Morgan Stanley hired some connected Chinese people
Apparently Morgan Stanley got "a letter from the SEC asking for information about its China hiring practices" as part of the same Foreign Corrupt Practices Act probe that snared JPMorgan and presumably caused some discomfort among the many, many, many investment bank employees around the world whose relatives are prominent government officials or client executives. This probe has the potential to turn into a general-use, whatever-the-government-wants-it-to-be stick to be used against banks; it is hard to imagine that any big bank hasn't occasionally hired a dud in order to improve its relationship with that dud's parents. I guess it's a question of how bluntly the banks said that in writing.
Weatherford did some more old-fashioned bribery
Speaking of the FCPA, oilfield services company Weatherford International, which operates in some … foreign … corrupt … places, paid a bit over $150 million to settle FCPA charges and another $100 million for violating sanctions against Cuba, Syria, Sudan and Iran. For me a highlight of the FCPA complaint comes when Weatherford hires a Swiss agent to serve as a consultant -- er, a "consultant" -- to help renew "a lucrative oil services contract in the Cabinda region of Angola." Weatherford sent him a draft of a standard consultancy agreement but:
The original draft of the consultancy agreement used by Weatherford's legal department included an FCPA clause prohibiting the Swiss Agent from giving anything of value, directly or indirectly, to an official or employee of any government. The Swiss Agent rejected the clause in an email stating that "in view of the nature of the business I cannot accept the original wording." Despite this red flag, no steps were taken to ensure that the agent was not paying bribes to foreign officials.
I don't know, who's to blame here? On the one hand, yes, if your job is to pay bribes to Angolan officials, it does seem weird to sign a contract saying you won't pay bribes to Angolan officials. On the other hand, if your job is to pay bribes to Angolan officials, shouldn't you be at least a little subtle about it?
A hedge fund manager got in some more trouble
Daniel Shak, a former hedge fund manager and poker player who is famous for various things, settled with the Commodity Futures Trading Commission this week for some 2008 oil-market manipulation. What Shak did was (1) agree to deliver some things at the closing price on Monday, and then (2) buy a the things he had to deliver just before the close on Monday. This is called "banging the close," I guess, though in its rough outlines it is difficult to distinguish from just buying low and selling high, or taking risk and then hedging it out. Again, intent is what seems to matter.
People want to see what dirt the government has on JPMorgan
One reason for JPMorgan to settle the government's assorted mortgage-bond claims for $13 billion was to keep the government from filing complaints in some of those cases, since those complaints would be a useful road map for private plaintiffs in a way that the settlement's bland statement of facts was not. That only sort-of worked, because one such private plaintiff is trying to get copies of any draft complaints that the Justice Department shared with JPMorgan during settlement talks, and so far a judge wants JPMorgan to hand those complaints over.
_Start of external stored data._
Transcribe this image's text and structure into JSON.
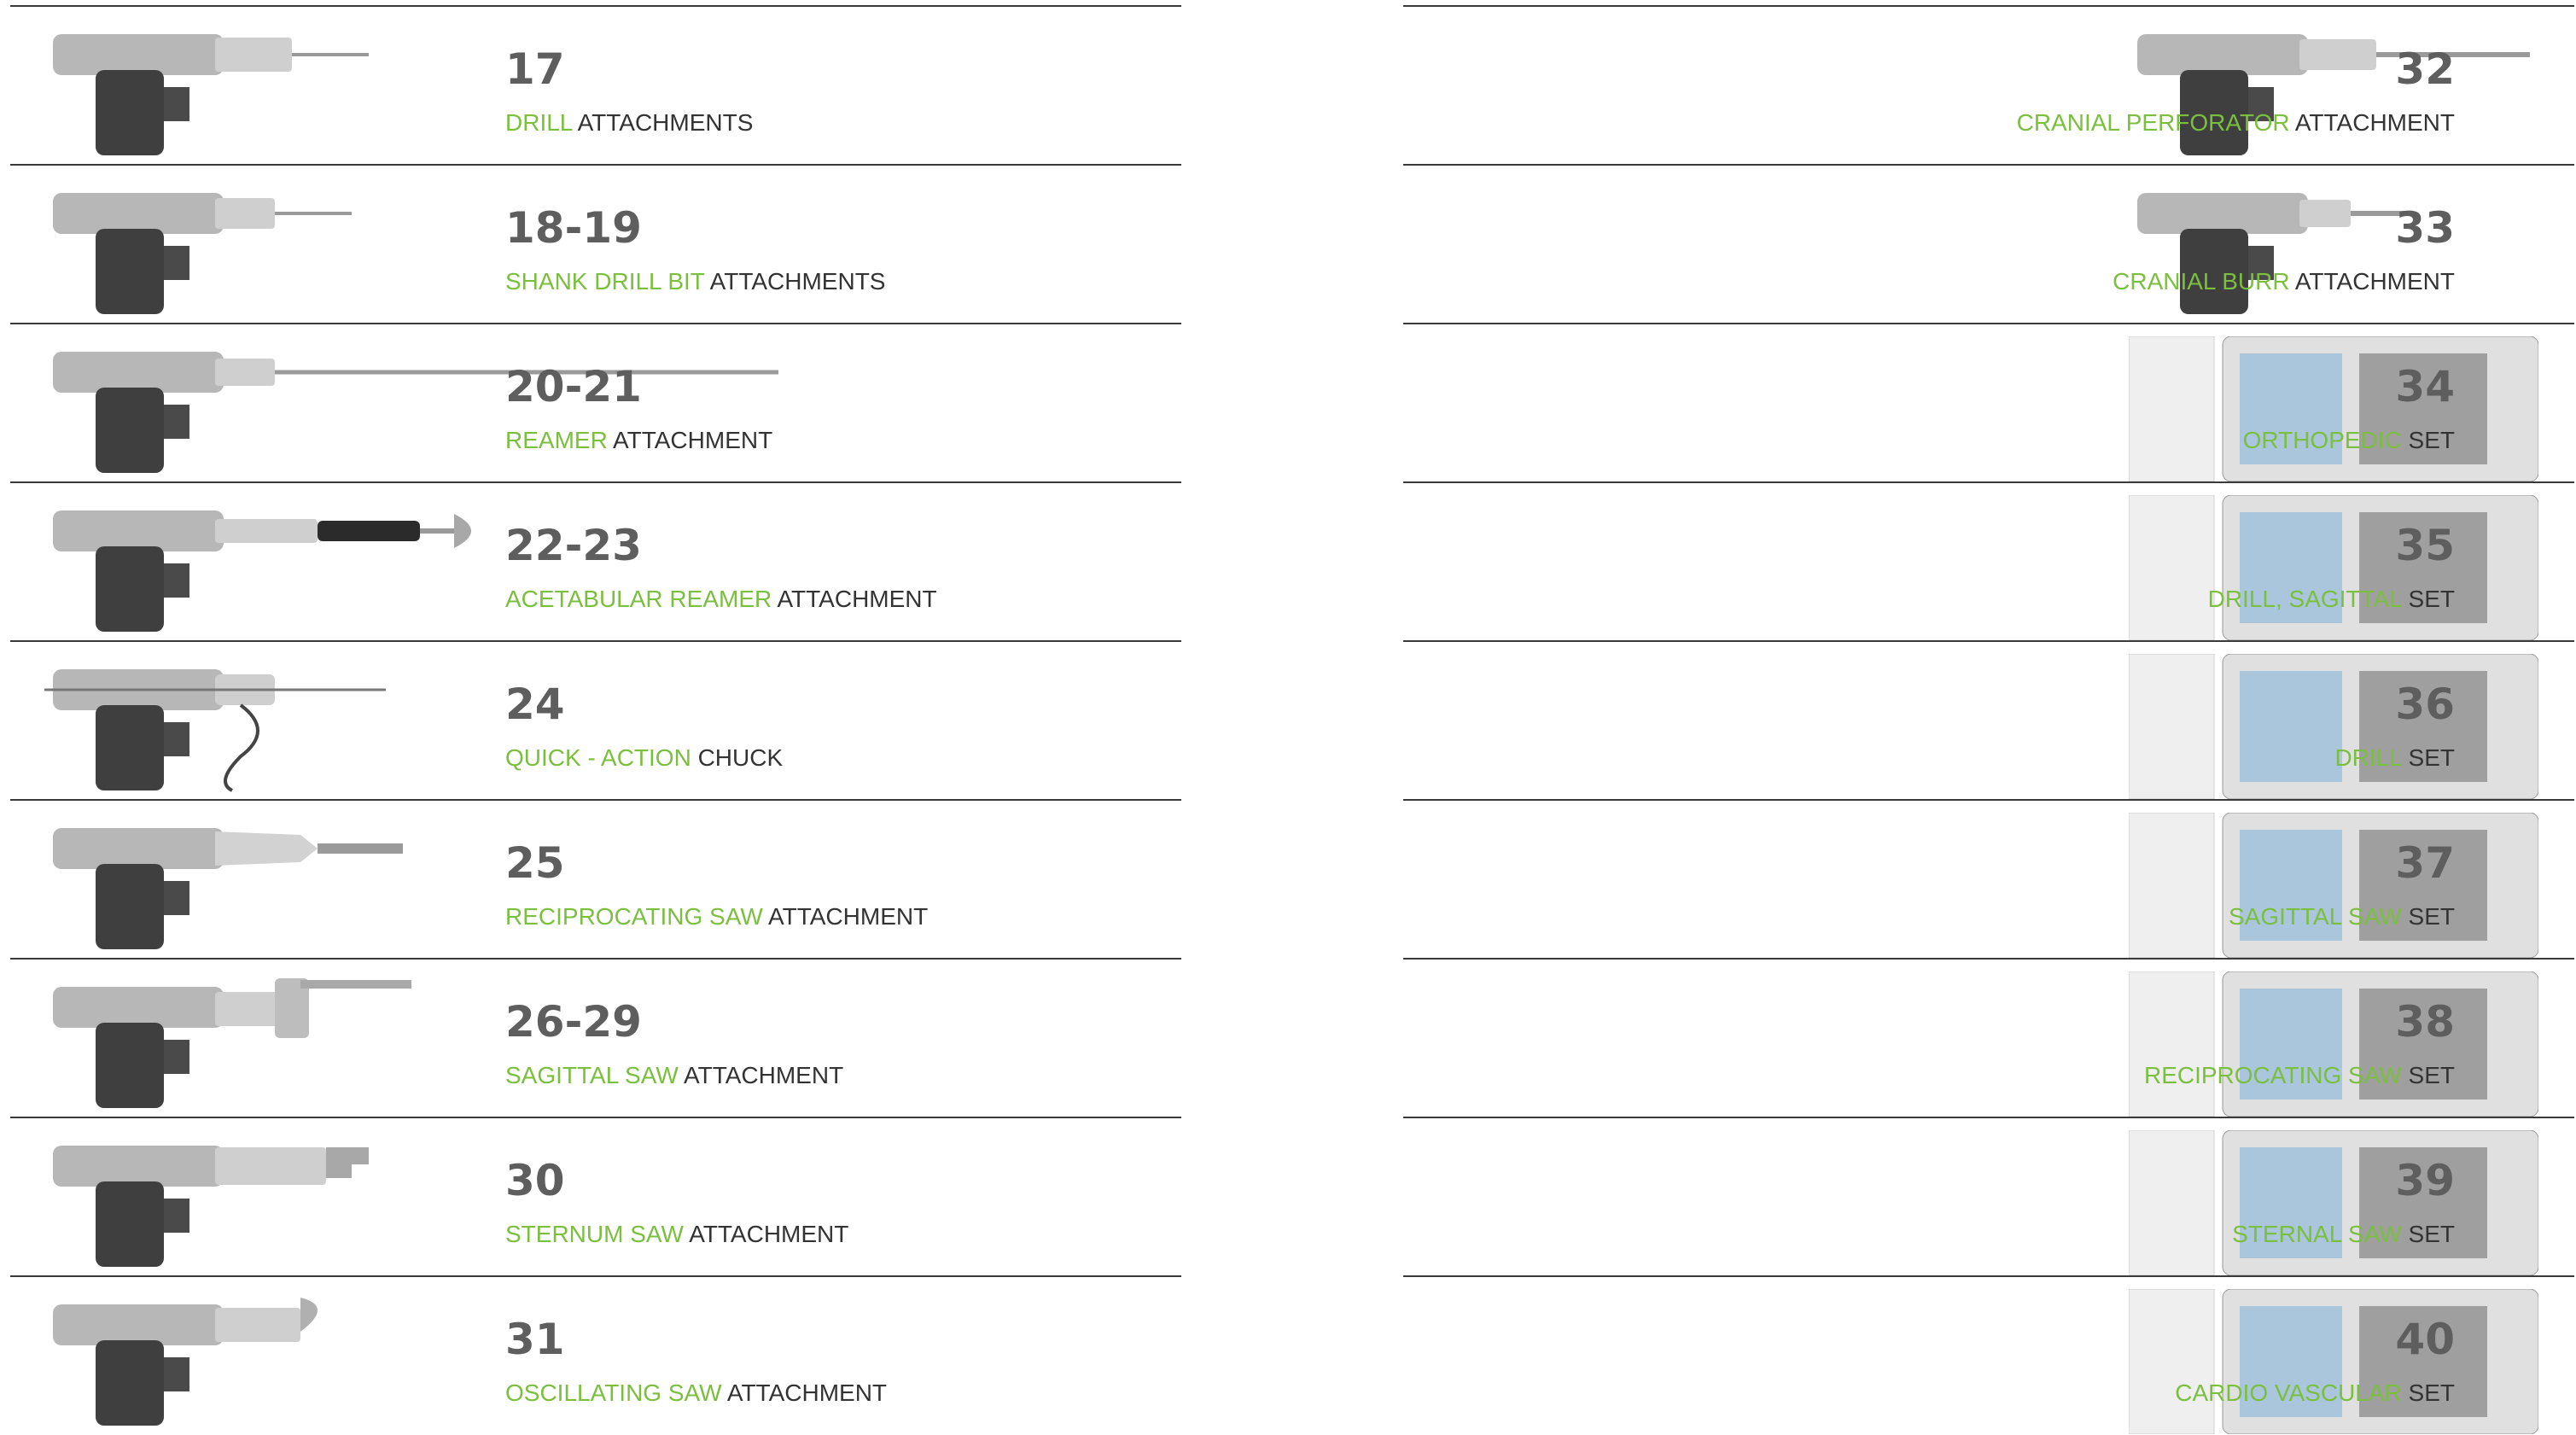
{
  "left_items": [
    {
      "number": "17",
      "accent": "DRILL",
      "rest": " ATTACHMENTS",
      "image": "drill-attachment-image"
    },
    {
      "number": "18-19",
      "accent": "SHANK DRILL BIT",
      "rest": " ATTACHMENTS",
      "image": "shank-drill-bit-image"
    },
    {
      "number": "20-21",
      "accent": "REAMER",
      "rest": " ATTACHMENT",
      "image": "reamer-attachment-image"
    },
    {
      "number": "22-23",
      "accent": "ACETABULAR REAMER",
      "rest": " ATTACHMENT",
      "image": "acetabular-reamer-image"
    },
    {
      "number": "24",
      "accent": "QUICK - ACTION",
      "rest": " CHUCK",
      "image": "quick-action-chuck-image"
    },
    {
      "number": "25",
      "accent": "RECIPROCATING SAW",
      "rest": " ATTACHMENT",
      "image": "reciprocating-saw-image"
    },
    {
      "number": "26-29",
      "accent": "SAGITTAL SAW",
      "rest": " ATTACHMENT",
      "image": "sagittal-saw-image"
    },
    {
      "number": "30",
      "accent": "STERNUM SAW",
      "rest": " ATTACHMENT",
      "image": "sternum-saw-image"
    },
    {
      "number": "31",
      "accent": "OSCILLATING SAW",
      "rest": " ATTACHMENT",
      "image": "oscillating-saw-image"
    }
  ],
  "right_items": [
    {
      "number": "32",
      "accent": "CRANIAL PERFORATOR",
      "rest": " ATTACHMENT",
      "image": "cranial-perforator-image"
    },
    {
      "number": "33",
      "accent": "CRANIAL BURR",
      "rest": " ATTACHMENT",
      "image": "cranial-burr-image"
    },
    {
      "number": "34",
      "accent": "ORTHOPEDIC",
      "rest": " SET",
      "image": "orthopedic-set-image"
    },
    {
      "number": "35",
      "accent": "DRILL, SAGITTAL",
      "rest": " SET",
      "image": "drill-sagittal-set-image"
    },
    {
      "number": "36",
      "accent": "DRILL",
      "rest": " SET",
      "image": "drill-set-image"
    },
    {
      "number": "37",
      "accent": "SAGITTAL SAW",
      "rest": " SET",
      "image": "sagittal-saw-set-image"
    },
    {
      "number": "38",
      "accent": "RECIPROCATING SAW",
      "rest": " SET",
      "image": "reciprocating-saw-set-image"
    },
    {
      "number": "39",
      "accent": "STERNAL SAW",
      "rest": " SET",
      "image": "sternal-saw-set-image"
    },
    {
      "number": "40",
      "accent": "CARDIO VASCULAR",
      "rest": " SET",
      "image": "cardio-vascular-set-image"
    }
  ],
  "colors": {
    "accent": "#7bbf3f",
    "text": "#333333",
    "number": "#5e5e5e",
    "rule": "#3a3a3a"
  }
}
This is sort of rough on JPMorgan, since much of the point of the settlement was to keep those draft complaints out of the public eye. On the other hand, the private plaintiff is the Federal Home Loan Bank of Pittsburgh, which is a sort-of-government-sponsored thing; you'd think they could just call up the Justice Department and ask nicely to see a copy of the JPMorgan dossier.
Here you can read a claim that junior and mid-level traders at investment banks are catastrophically underpaid and barely able to afford to live in London, and then only paycheck-to-paycheck and with roommates. This is the sort of claim that people enjoy making and reading from time to time, to make themselves feel better or worse about their life choices and opportunities, though you should not take it as particularly true. If investment bank jobs are so bad, how can they be used to bribe Chinese officials?